Slow Pan 5pm to 9pm

Karen Henderson

(2010-2011)

Presented by the Blackwood Gallery

September 11, 2010 – May 1, 2011

Curated by Christof Migone

There is a delicate form of the empirical which identifies itself so intimately with its object that it thereby becomes theory.
                              —Goethe

Karen Henderson photographs time.

Henderson utilizes finely focused strategies to capture time’s passing. Her enterprise, as Goethe alludes above, is subtly yet resolutely empirical. Time, image, and location conflate here in a work rendered fully viewable only once the four hours it condenses have been factored in. The image functions as a scanner of time, from left to right, from 5pm to 9pm, from day to night. The instantaneous moment usually associated with a photographic image is stretched until it is able to effuse a duration considerably longer than an instant. Slow and enduring is the operating paradigm for this photographic method.

The complexity of the seemingly straightforward image lies in its layered shifts. The aforementioned temporal layer is adjoined by at least three additional plays.

First, the self-referential image reduces the scale of what it represents in order to fit into itself. In other words, the framing enables the concrete wall surrounding the billboard to be absorbed into the image.
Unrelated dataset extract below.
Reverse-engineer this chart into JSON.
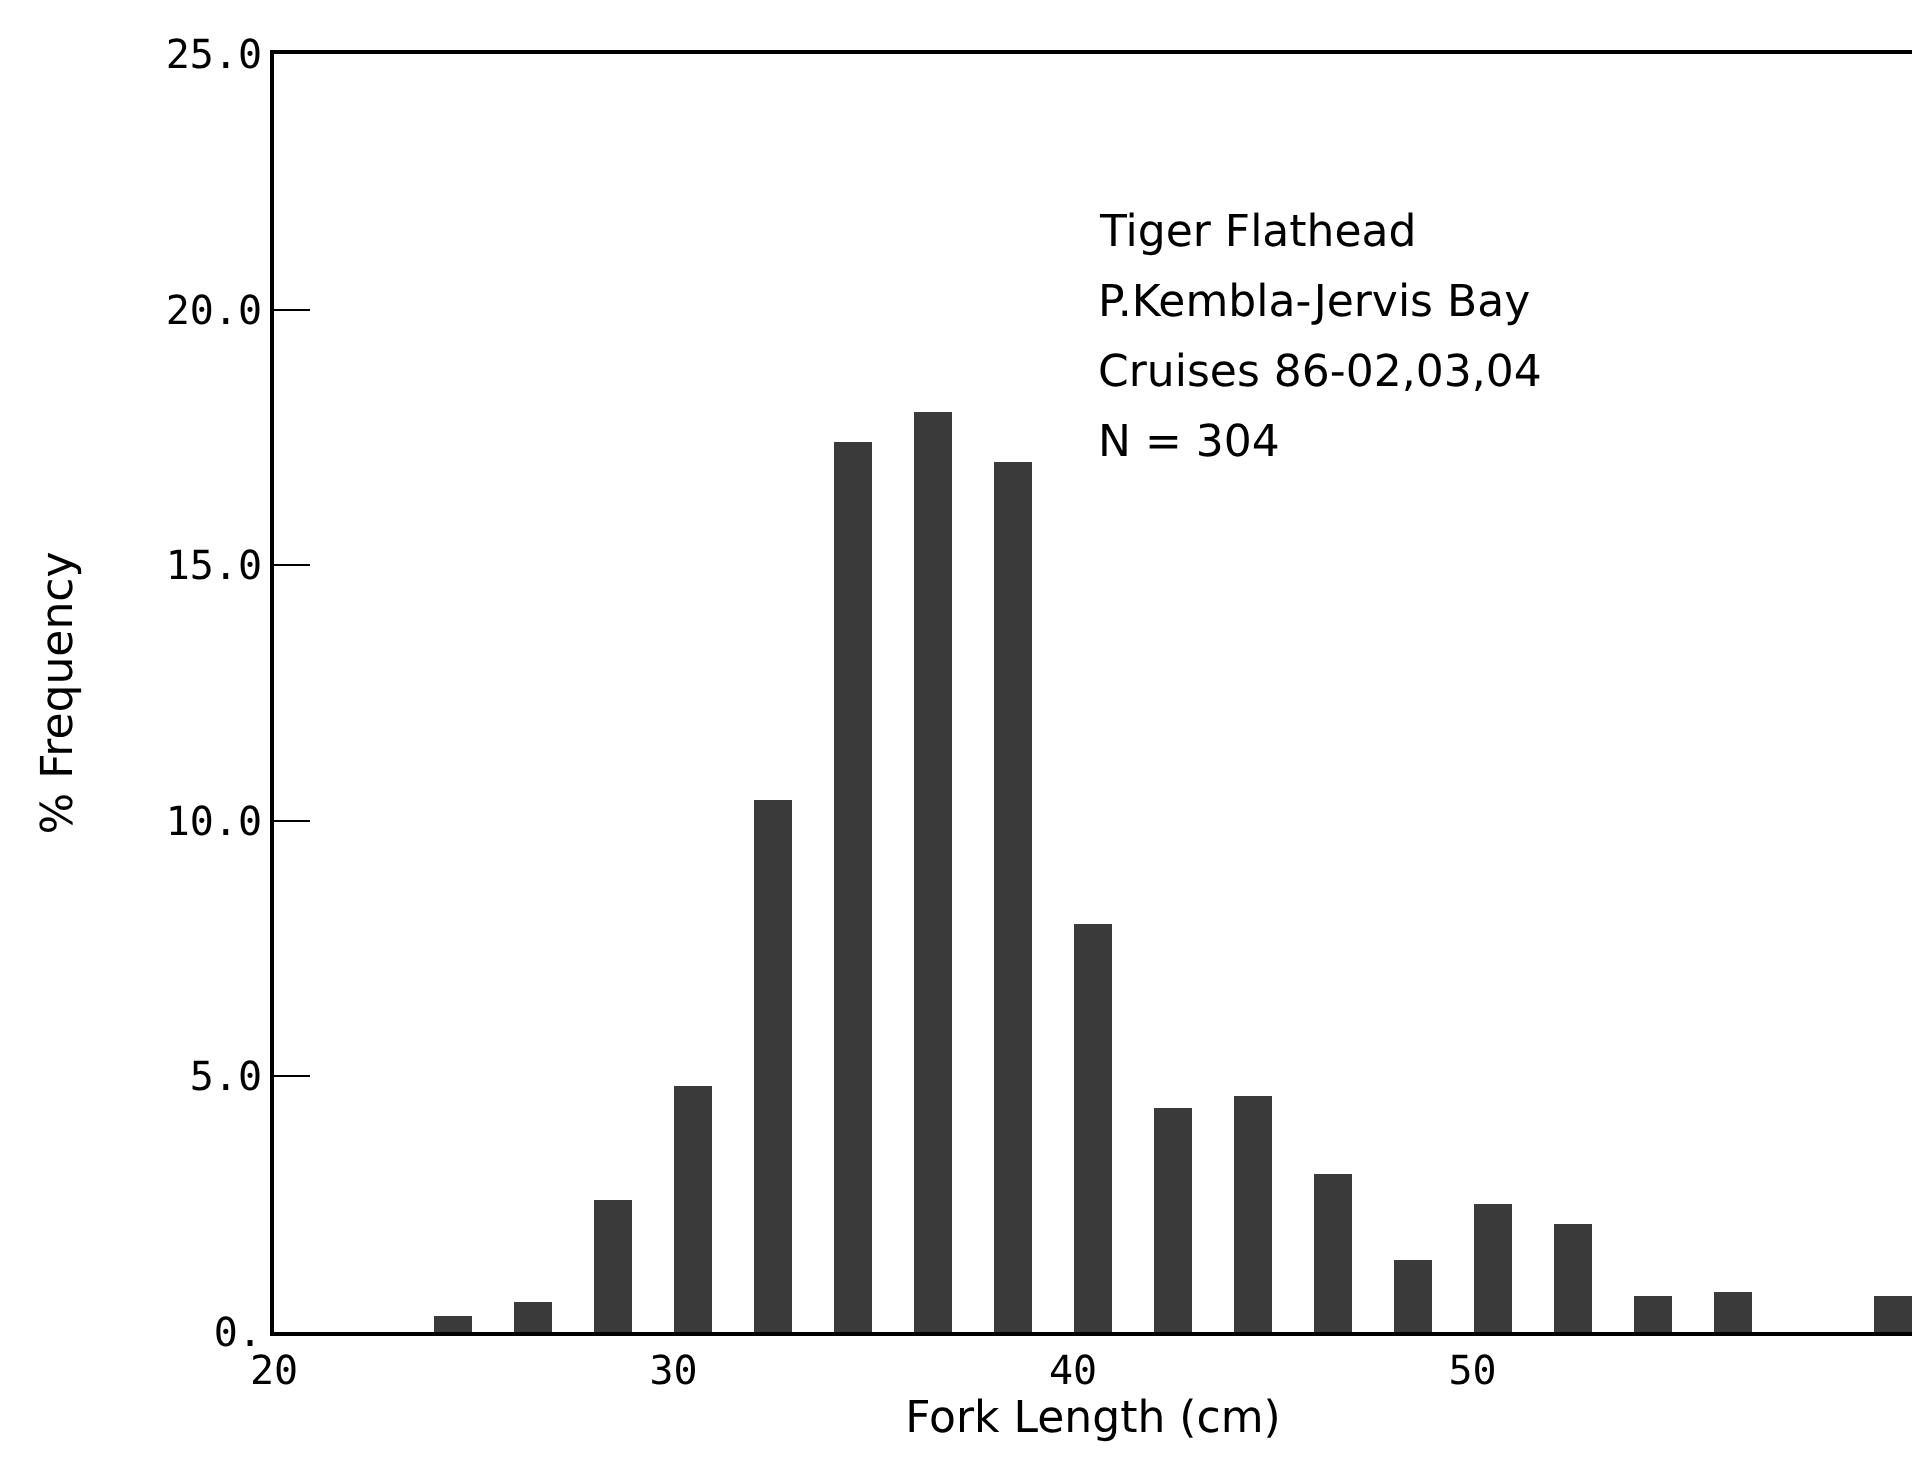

Second, there’s a doubling where the fluorescents which produce the artificial light in this image now light the image of themselves. In fact, their unrelenting constancy (in contrast to the fading natural light which produces the pan referenced in the work’s title) produces a brightness that obliterates the image. The fluorescents therefore shine through a pure white series of pixeless horizontal strips of plexiglass; in short they constitute stripes of non-image within the image.

Third, the 4-hour light shift arrested in the image coexists within a 24-hour cycle exterior context of shifting shadows and mirrored angles.
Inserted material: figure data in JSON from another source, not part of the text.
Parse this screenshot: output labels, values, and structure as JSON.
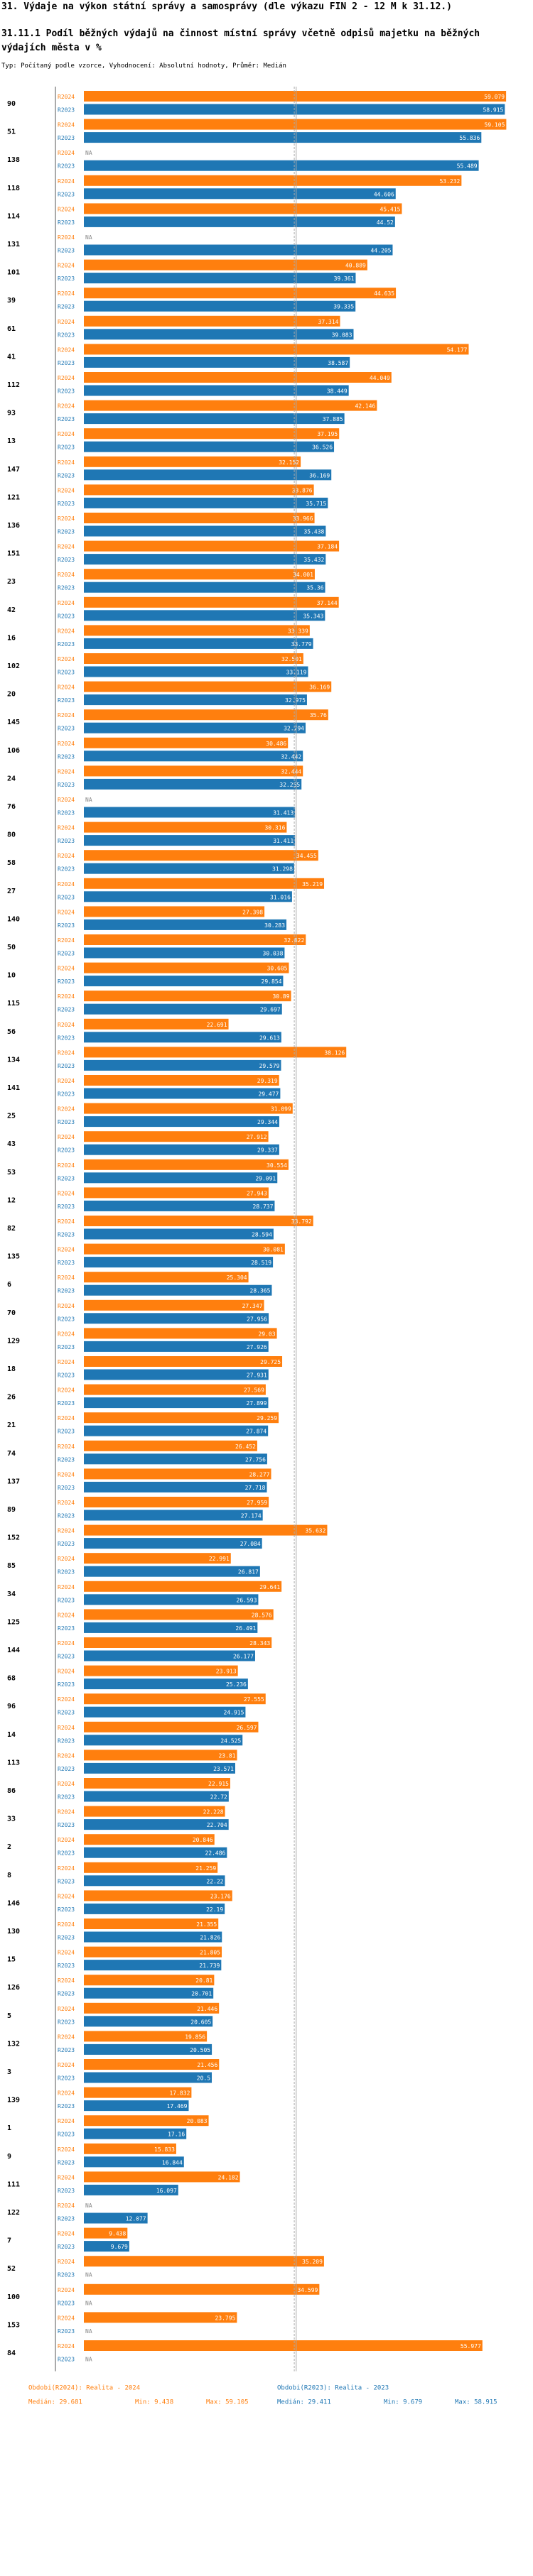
{
  "title": "31. Výdaje na výkon státní správy a samosprávy (dle výkazu FIN 2 - 12 M k 31.12.)",
  "subtitle": "31.11.1 Podíl běžných výdajů na činnost místní správy včetně odpisů majetku na běžných výdajích města v %",
  "note": "Typ: Počítaný podle vzorce, Vyhodnocení: Absolutní hodnoty, Průměr: Medián",
  "chart_data": {
    "type": "bar",
    "orientation": "horizontal",
    "xlim": [
      0,
      60
    ],
    "colors": {
      "r2024": "#ff7f0e",
      "r2023": "#1f77b4",
      "median_line": "#aaaaaa"
    },
    "series_labels": [
      "R2024",
      "R2023"
    ],
    "na_label": "NA",
    "rows": [
      {
        "id": "90",
        "r2024": 59.079,
        "r2023": 58.915,
        "l2024": "59.079",
        "l2023": "58.915"
      },
      {
        "id": "51",
        "r2024": 59.105,
        "r2023": 55.836,
        "l2024": "59.105",
        "l2023": "55.836"
      },
      {
        "id": "138",
        "r2024": null,
        "r2023": 55.489,
        "l2024": null,
        "l2023": "55.489"
      },
      {
        "id": "118",
        "r2024": 53.232,
        "r2023": 44.606,
        "l2024": "53.232",
        "l2023": "44.606"
      },
      {
        "id": "114",
        "r2024": 45.415,
        "r2023": 44.52,
        "l2024": "45.415",
        "l2023": "44.52"
      },
      {
        "id": "131",
        "r2024": null,
        "r2023": 44.205,
        "l2024": null,
        "l2023": "44.205"
      },
      {
        "id": "101",
        "r2024": 40.889,
        "r2023": 39.361,
        "l2024": "40.889",
        "l2023": "39.361"
      },
      {
        "id": "39",
        "r2024": 44.635,
        "r2023": 39.335,
        "l2024": "44.635",
        "l2023": "39.335"
      },
      {
        "id": "61",
        "r2024": 37.314,
        "r2023": 39.083,
        "l2024": "37.314",
        "l2023": "39.083"
      },
      {
        "id": "41",
        "r2024": 54.177,
        "r2023": 38.587,
        "l2024": "54.177",
        "l2023": "38.587"
      },
      {
        "id": "112",
        "r2024": 44.049,
        "r2023": 38.449,
        "l2024": "44.049",
        "l2023": "38.449"
      },
      {
        "id": "93",
        "r2024": 42.146,
        "r2023": 37.885,
        "l2024": "42.146",
        "l2023": "37.885"
      },
      {
        "id": "13",
        "r2024": 37.195,
        "r2023": 36.526,
        "l2024": "37.195",
        "l2023": "36.526"
      },
      {
        "id": "147",
        "r2024": 32.152,
        "r2023": 36.169,
        "l2024": "32.152",
        "l2023": "36.169"
      },
      {
        "id": "121",
        "r2024": 33.876,
        "r2023": 35.715,
        "l2024": "33.876",
        "l2023": "35.715"
      },
      {
        "id": "136",
        "r2024": 33.966,
        "r2023": 35.438,
        "l2024": "33.966",
        "l2023": "35.438"
      },
      {
        "id": "151",
        "r2024": 37.184,
        "r2023": 35.432,
        "l2024": "37.184",
        "l2023": "35.432"
      },
      {
        "id": "23",
        "r2024": 34.001,
        "r2023": 35.36,
        "l2024": "34.001",
        "l2023": "35.36"
      },
      {
        "id": "42",
        "r2024": 37.144,
        "r2023": 35.343,
        "l2024": "37.144",
        "l2023": "35.343"
      },
      {
        "id": "16",
        "r2024": 33.339,
        "r2023": 33.779,
        "l2024": "33.339",
        "l2023": "33.779"
      },
      {
        "id": "102",
        "r2024": 32.501,
        "r2023": 33.119,
        "l2024": "32.501",
        "l2023": "33.119"
      },
      {
        "id": "20",
        "r2024": 36.169,
        "r2023": 32.975,
        "l2024": "36.169",
        "l2023": "32.975"
      },
      {
        "id": "145",
        "r2024": 35.76,
        "r2023": 32.794,
        "l2024": "35.76",
        "l2023": "32.794"
      },
      {
        "id": "106",
        "r2024": 30.486,
        "r2023": 32.442,
        "l2024": "30.486",
        "l2023": "32.442"
      },
      {
        "id": "24",
        "r2024": 32.444,
        "r2023": 32.255,
        "l2024": "32.444",
        "l2023": "32.255"
      },
      {
        "id": "76",
        "r2024": null,
        "r2023": 31.413,
        "l2024": null,
        "l2023": "31.413"
      },
      {
        "id": "80",
        "r2024": 30.316,
        "r2023": 31.411,
        "l2024": "30.316",
        "l2023": "31.411"
      },
      {
        "id": "58",
        "r2024": 34.455,
        "r2023": 31.298,
        "l2024": "34.455",
        "l2023": "31.298"
      },
      {
        "id": "27",
        "r2024": 35.219,
        "r2023": 31.016,
        "l2024": "35.219",
        "l2023": "31.016"
      },
      {
        "id": "140",
        "r2024": 27.398,
        "r2023": 30.283,
        "l2024": "27.398",
        "l2023": "30.283"
      },
      {
        "id": "50",
        "r2024": 32.822,
        "r2023": 30.038,
        "l2024": "32.822",
        "l2023": "30.038"
      },
      {
        "id": "10",
        "r2024": 30.605,
        "r2023": 29.854,
        "l2024": "30.605",
        "l2023": "29.854"
      },
      {
        "id": "115",
        "r2024": 30.89,
        "r2023": 29.697,
        "l2024": "30.89",
        "l2023": "29.697"
      },
      {
        "id": "56",
        "r2024": 22.691,
        "r2023": 29.613,
        "l2024": "22.691",
        "l2023": "29.613"
      },
      {
        "id": "134",
        "r2024": 38.126,
        "r2023": 29.579,
        "l2024": "38.126",
        "l2023": "29.579"
      },
      {
        "id": "141",
        "r2024": 29.319,
        "r2023": 29.477,
        "l2024": "29.319",
        "l2023": "29.477"
      },
      {
        "id": "25",
        "r2024": 31.099,
        "r2023": 29.344,
        "l2024": "31.099",
        "l2023": "29.344"
      },
      {
        "id": "43",
        "r2024": 27.912,
        "r2023": 29.337,
        "l2024": "27.912",
        "l2023": "29.337"
      },
      {
        "id": "53",
        "r2024": 30.554,
        "r2023": 29.091,
        "l2024": "30.554",
        "l2023": "29.091"
      },
      {
        "id": "12",
        "r2024": 27.943,
        "r2023": 28.737,
        "l2024": "27.943",
        "l2023": "28.737"
      },
      {
        "id": "82",
        "r2024": 33.792,
        "r2023": 28.594,
        "l2024": "33.792",
        "l2023": "28.594"
      },
      {
        "id": "135",
        "r2024": 30.081,
        "r2023": 28.519,
        "l2024": "30.081",
        "l2023": "28.519"
      },
      {
        "id": "6",
        "r2024": 25.304,
        "r2023": 28.365,
        "l2024": "25.304",
        "l2023": "28.365"
      },
      {
        "id": "70",
        "r2024": 27.347,
        "r2023": 27.956,
        "l2024": "27.347",
        "l2023": "27.956"
      },
      {
        "id": "129",
        "r2024": 29.03,
        "r2023": 27.926,
        "l2024": "29.03",
        "l2023": "27.926"
      },
      {
        "id": "18",
        "r2024": 29.725,
        "r2023": 27.931,
        "l2024": "29.725",
        "l2023": "27.931"
      },
      {
        "id": "26",
        "r2024": 27.569,
        "r2023": 27.899,
        "l2024": "27.569",
        "l2023": "27.899"
      },
      {
        "id": "21",
        "r2024": 29.259,
        "r2023": 27.874,
        "l2024": "29.259",
        "l2023": "27.874"
      },
      {
        "id": "74",
        "r2024": 26.452,
        "r2023": 27.756,
        "l2024": "26.452",
        "l2023": "27.756"
      },
      {
        "id": "137",
        "r2024": 28.277,
        "r2023": 27.718,
        "l2024": "28.277",
        "l2023": "27.718"
      },
      {
        "id": "89",
        "r2024": 27.959,
        "r2023": 27.174,
        "l2024": "27.959",
        "l2023": "27.174"
      },
      {
        "id": "152",
        "r2024": 35.632,
        "r2023": 27.084,
        "l2024": "35.632",
        "l2023": "27.084"
      },
      {
        "id": "85",
        "r2024": 22.991,
        "r2023": 26.817,
        "l2024": "22.991",
        "l2023": "26.817"
      },
      {
        "id": "34",
        "r2024": 29.641,
        "r2023": 26.593,
        "l2024": "29.641",
        "l2023": "26.593"
      },
      {
        "id": "125",
        "r2024": 28.576,
        "r2023": 26.491,
        "l2024": "28.576",
        "l2023": "26.491"
      },
      {
        "id": "144",
        "r2024": 28.343,
        "r2023": 26.177,
        "l2024": "28.343",
        "l2023": "26.177"
      },
      {
        "id": "68",
        "r2024": 23.913,
        "r2023": 25.236,
        "l2024": "23.913",
        "l2023": "25.236"
      },
      {
        "id": "96",
        "r2024": 27.555,
        "r2023": 24.915,
        "l2024": "27.555",
        "l2023": "24.915"
      },
      {
        "id": "14",
        "r2024": 26.597,
        "r2023": 24.525,
        "l2024": "26.597",
        "l2023": "24.525"
      },
      {
        "id": "113",
        "r2024": 23.81,
        "r2023": 23.571,
        "l2024": "23.81",
        "l2023": "23.571"
      },
      {
        "id": "86",
        "r2024": 22.915,
        "r2023": 22.72,
        "l2024": "22.915",
        "l2023": "22.72"
      },
      {
        "id": "33",
        "r2024": 22.228,
        "r2023": 22.704,
        "l2024": "22.228",
        "l2023": "22.704"
      },
      {
        "id": "2",
        "r2024": 20.846,
        "r2023": 22.486,
        "l2024": "20.846",
        "l2023": "22.486"
      },
      {
        "id": "8",
        "r2024": 21.259,
        "r2023": 22.22,
        "l2024": "21.259",
        "l2023": "22.22"
      },
      {
        "id": "146",
        "r2024": 23.176,
        "r2023": 22.19,
        "l2024": "23.176",
        "l2023": "22.19"
      },
      {
        "id": "130",
        "r2024": 21.355,
        "r2023": 21.826,
        "l2024": "21.355",
        "l2023": "21.826"
      },
      {
        "id": "15",
        "r2024": 21.805,
        "r2023": 21.739,
        "l2024": "21.805",
        "l2023": "21.739"
      },
      {
        "id": "126",
        "r2024": 20.81,
        "r2023": 20.701,
        "l2024": "20.81",
        "l2023": "20.701"
      },
      {
        "id": "5",
        "r2024": 21.446,
        "r2023": 20.605,
        "l2024": "21.446",
        "l2023": "20.605"
      },
      {
        "id": "132",
        "r2024": 19.856,
        "r2023": 20.505,
        "l2024": "19.856",
        "l2023": "20.505"
      },
      {
        "id": "3",
        "r2024": 21.456,
        "r2023": 20.5,
        "l2024": "21.456",
        "l2023": "20.5"
      },
      {
        "id": "139",
        "r2024": 17.832,
        "r2023": 17.469,
        "l2024": "17.832",
        "l2023": "17.469"
      },
      {
        "id": "1",
        "r2024": 20.083,
        "r2023": 17.16,
        "l2024": "20.083",
        "l2023": "17.16"
      },
      {
        "id": "9",
        "r2024": 15.833,
        "r2023": 16.844,
        "l2024": "15.833",
        "l2023": "16.844"
      },
      {
        "id": "111",
        "r2024": 24.182,
        "r2023": 16.097,
        "l2024": "24.182",
        "l2023": "16.097"
      },
      {
        "id": "122",
        "r2024": null,
        "r2023": 12.077,
        "l2024": null,
        "l2023": "12.077"
      },
      {
        "id": "7",
        "r2024": 9.438,
        "r2023": 9.679,
        "l2024": "9.438",
        "l2023": "9.679"
      },
      {
        "id": "52",
        "r2024": 35.209,
        "r2023": null,
        "l2024": "35.209",
        "l2023": null
      },
      {
        "id": "100",
        "r2024": 34.599,
        "r2023": null,
        "l2024": "34.599",
        "l2023": null
      },
      {
        "id": "153",
        "r2024": 23.795,
        "r2023": null,
        "l2024": "23.795",
        "l2023": null
      },
      {
        "id": "84",
        "r2024": 55.977,
        "r2023": null,
        "l2024": "55.977",
        "l2023": null
      }
    ],
    "medians": {
      "r2024": 29.681,
      "r2023": 29.411
    },
    "legend": [
      {
        "title": "Obdobi(R2024): Realita - 2024",
        "median": "Medián: 29.681",
        "min": "Min: 9.438",
        "max": "Max: 59.105"
      },
      {
        "title": "Obdobi(R2023): Realita - 2023",
        "median": "Medián: 29.411",
        "min": "Min: 9.679",
        "max": "Max: 58.915"
      }
    ]
  }
}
During the day, the billboard clearly announces its self-referential specificity.

At night the piece glows like a beacon, still in slow mode but commanding an undeniable presence.

These three distorting effects operate akin to a mise en abyme—an infinite interplay of reflections which incite the passersby to become passersthrough. Through the surface lie the tubes and the wiring, and also an alternative absorption technique: one where slow inference and consideration is favored over rapid bite-sized tweets. Subtle seepage insinuating itself amidst the hurried ambulations provides the viewer with an excuse to stay stuck in place and let the days and nights pan across one’s timeline.

Slow Pan 5pm to 9pm is the Blackwood Gallery’s 2010 commission for the Bernie Miller Billboard/Lightbox. It is intended in part to be in dialogue with the work featured in the Gallery’s Fall 2010 exhibition, Traffic: Conceptual Art in Canada 1965 – 1980.

Every Fall the Blackwood Gallery commissions an artist to produce a work for the Bernie Miller Lightbox, a billboard sized (268.0 cm x 176.5 cm, 108″ x 72″) venue installed on the outside of the William Davis Building (formerly known as South Building) where the two wings of the building meet at the end of “Five Minute Walk”. The commissioned work stays throughout the school year. In the summer, the Lightbox displays the original work by Bernie Miller, Five Minute Mirror (2001), which inaugurated the site.